Die Anschlussbahn Doberschütz–Röcknitz war eine normalspurige Anschluss- und Werkbahn in Sachsen und der preußischen Provinz Sachsen, heute in den Landkreisen Leipzig und Nordsachsen. Sie entstand Ende des 19. Jahrhunderts auf Initiative dort ansässiger Guts- und Steinbruchbesitzer für den Versand ihrer Erzeugnisse. Das Gleis begann im Bahnhof Doberschütz und endete zunächst im Steinbruch Zinkenberg bzw. Frauenberg bei Röcknitz. Mit dem Bau der Bahnstrecke Wurzen–Eilenburg wurde 1927 die nur noch kleine Lücke zwischen beiden Strecken geschlossen. Fortan erfolgte der Transport über den wesentlich näheren Bahnhof Röcknitz und der Betrieb über Doberschütz wurde eingestellt. Ein Teilstück wurde noch bis 2001 bedient.

Geschichte[Bearbeiten | Quelltext bearbeiten]

Vorgeschichte[Bearbeiten | Quelltext bearbeiten]

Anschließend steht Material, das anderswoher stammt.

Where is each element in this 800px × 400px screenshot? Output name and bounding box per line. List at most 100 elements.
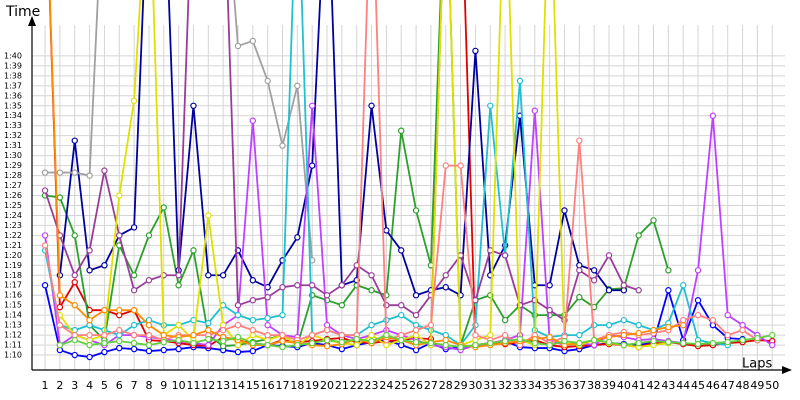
- data-point: [472, 331, 479, 339]
- data-point: [71, 272, 78, 279]
- data-point: [368, 287, 375, 294]
- data-point: [679, 321, 687, 329]
- x-tick-label: 19: [305, 379, 319, 392]
- data-point: [323, 336, 331, 344]
- y-tick-label: 1:16: [4, 291, 22, 300]
- data-point: [130, 272, 138, 279]
- x-tick-label: 16: [261, 379, 275, 392]
- data-point: [101, 306, 108, 314]
- data-point: [709, 316, 717, 324]
- data-point: [160, 346, 167, 354]
- data-point: [130, 97, 138, 104]
- x-tick-label: 47: [721, 379, 735, 392]
- x-tick-label: 27: [424, 379, 438, 392]
- data-point: [769, 341, 776, 349]
- data-point: [709, 339, 717, 347]
- y-tick-label: 1:30: [4, 151, 22, 160]
- x-tick-label: 33: [513, 379, 527, 392]
- data-point: [71, 169, 78, 176]
- x-tick-label: 45: [691, 379, 705, 392]
- data-point: [323, 342, 331, 350]
- data-point: [205, 335, 212, 343]
- data-point: [101, 167, 108, 174]
- data-point: [546, 341, 553, 349]
- data-point: [190, 247, 197, 254]
- data-point: [590, 277, 598, 284]
- data-point: [116, 326, 123, 334]
- data-point: [234, 311, 242, 319]
- data-point: [101, 262, 108, 269]
- y-tick-label: 1:23: [4, 221, 22, 230]
- data-point: [190, 331, 197, 339]
- y-tick-label: 1:36: [4, 91, 22, 100]
- y-tick-label: 1:13: [4, 321, 22, 330]
- data-point: [561, 337, 568, 345]
- data-point: [234, 333, 242, 341]
- data-point: [264, 331, 271, 339]
- x-tick-label: 8: [145, 379, 152, 392]
- data-point: [175, 282, 182, 289]
- x-tick-label: 44: [676, 379, 690, 392]
- data-point: [279, 331, 286, 339]
- x-tick-label: 10: [172, 379, 186, 392]
- x-tick-label: 12: [201, 379, 215, 392]
- data-point: [724, 311, 731, 319]
- data-point: [546, 282, 553, 289]
- data-point: [665, 323, 672, 331]
- data-point: [175, 272, 182, 279]
- data-point: [249, 347, 257, 355]
- x-tick-label: 25: [394, 379, 408, 392]
- data-point: [516, 335, 524, 343]
- data-point: [130, 331, 138, 339]
- x-tick-label: 42: [647, 379, 661, 392]
- data-point: [264, 294, 271, 301]
- data-point: [279, 284, 286, 291]
- data-point: [620, 341, 628, 349]
- x-tick-label: 34: [528, 379, 542, 392]
- data-point: [368, 337, 375, 345]
- data-point: [487, 339, 494, 347]
- data-point: [650, 217, 657, 224]
- data-point: [190, 339, 197, 347]
- data-point: [353, 335, 360, 343]
- data-point: [116, 344, 123, 352]
- data-point: [41, 169, 49, 176]
- data-point: [457, 343, 464, 351]
- data-point: [86, 331, 93, 339]
- x-tick-label: 28: [439, 379, 453, 392]
- data-point: [308, 162, 316, 169]
- data-point: [398, 247, 405, 254]
- data-point: [576, 267, 583, 274]
- y-tick-label: 1:18: [4, 271, 22, 280]
- data-point: [41, 282, 49, 289]
- data-point: [605, 321, 613, 329]
- data-point: [116, 232, 123, 239]
- data-point: [160, 204, 167, 211]
- data-point: [323, 326, 331, 334]
- data-point: [412, 311, 420, 319]
- data-point: [383, 227, 390, 234]
- x-tick-label: 30: [468, 379, 482, 392]
- data-point: [635, 287, 642, 294]
- x-tick-label: 49: [750, 379, 764, 392]
- data-point: [116, 306, 123, 314]
- data-point: [234, 42, 242, 50]
- x-tick-label: 35: [543, 379, 557, 392]
- data-point: [249, 339, 257, 347]
- data-point: [56, 292, 64, 299]
- y-tick-label: 1:26: [4, 191, 22, 200]
- data-point: [427, 321, 435, 329]
- data-point: [412, 326, 420, 334]
- data-point: [145, 341, 153, 349]
- data-point: [160, 331, 167, 339]
- data-point: [86, 341, 93, 349]
- data-point: [694, 311, 702, 319]
- data-point: [769, 331, 776, 339]
- data-point: [368, 321, 375, 329]
- x-tick-label: 38: [587, 379, 601, 392]
- data-point: [86, 267, 93, 274]
- data-point: [145, 232, 153, 239]
- data-point: [249, 326, 257, 334]
- data-point: [635, 329, 642, 337]
- data-point: [383, 331, 390, 339]
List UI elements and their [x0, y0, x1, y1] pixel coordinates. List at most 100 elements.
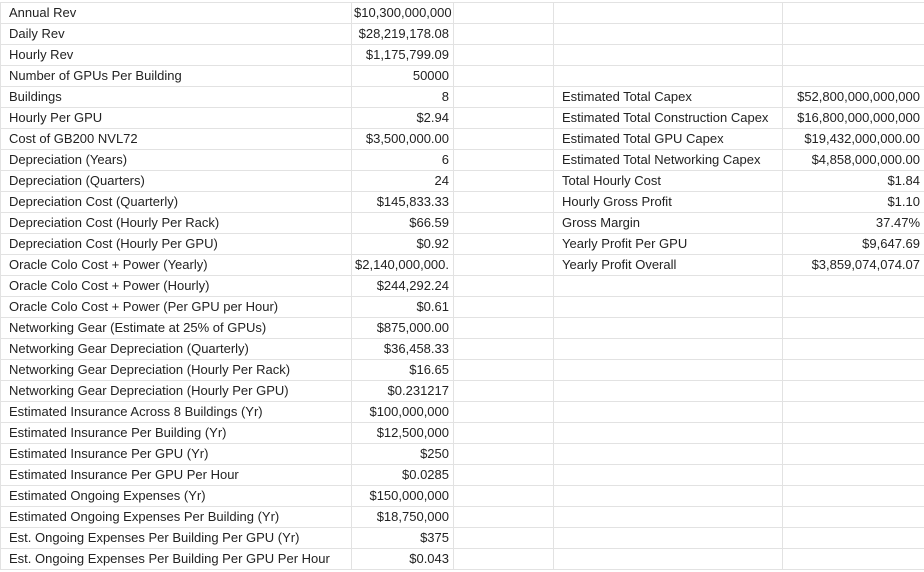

Im Oktober 1892 wandten sich die Rittergutsbesitzer Lutger Adolf von Schönberg auf Thammenhain und Carl Alfred von Wächter auf Röcknitz an die sächsische Amtshauptmannschaft Grimma mit dem Ansinnen, ihre Güter und Steinbrüche an die Eisenbahn anzuschließen. Ihr Plan sah eine schmalspurige Privatbahn vor, die zum Bahnhof Doberschütz an der Königlich-Preußischen Staatseisenbahnstrecke Halle–Cottbus führen sollte. Sowohl das Finanz- als auch das Innenministerium in Dresden beschieden das Projekt noch im selben Monat positiv und gestatteten die Vorarbeiten auf sächsischer Seite ab November 1892. Ob es tatsächlich zu diesen ersten Arbeiten kam, ist nicht bekannt. Jedoch änderten die Antragsteller ihre Pläne innerhalb eines Jahres grundlegend. Als sich nämlich im November 1893 ein Komitee zum Bau einer Schmalspurbahn von Torgau nach Schildau gebildet hatte, entschieden sich die Gutsbesitzer, sich diesen Planungen anzuschließen. Die private Anschlussbahn sollte nun zum Bahnhof Schildau führen und auf einer Länge von rund 10,3 Kilometern die Steinbrüche Löbenberg, Gaudlitzberg und Zinkenberg erschließen. Die Zweiggleise hätten zusätzlich eine Länge von 4,5 Kilometer umfasst. Die sächsische Landesregierung genehmigte das Ansinnen im Februar 1894. In der Folgezeit wurde das Projekt vom Hallenser Architekturbüro Knoch und Kallmeyer detailliert ausgearbeitet und die Baugenehmigung am 15. Dezember 1894 erteilt. Jedoch kam das Bahnprojekt Torgau–Schildau nicht zu Stande und so waren auch die Planungen für die Anschlussbahn schließlich hinfällig.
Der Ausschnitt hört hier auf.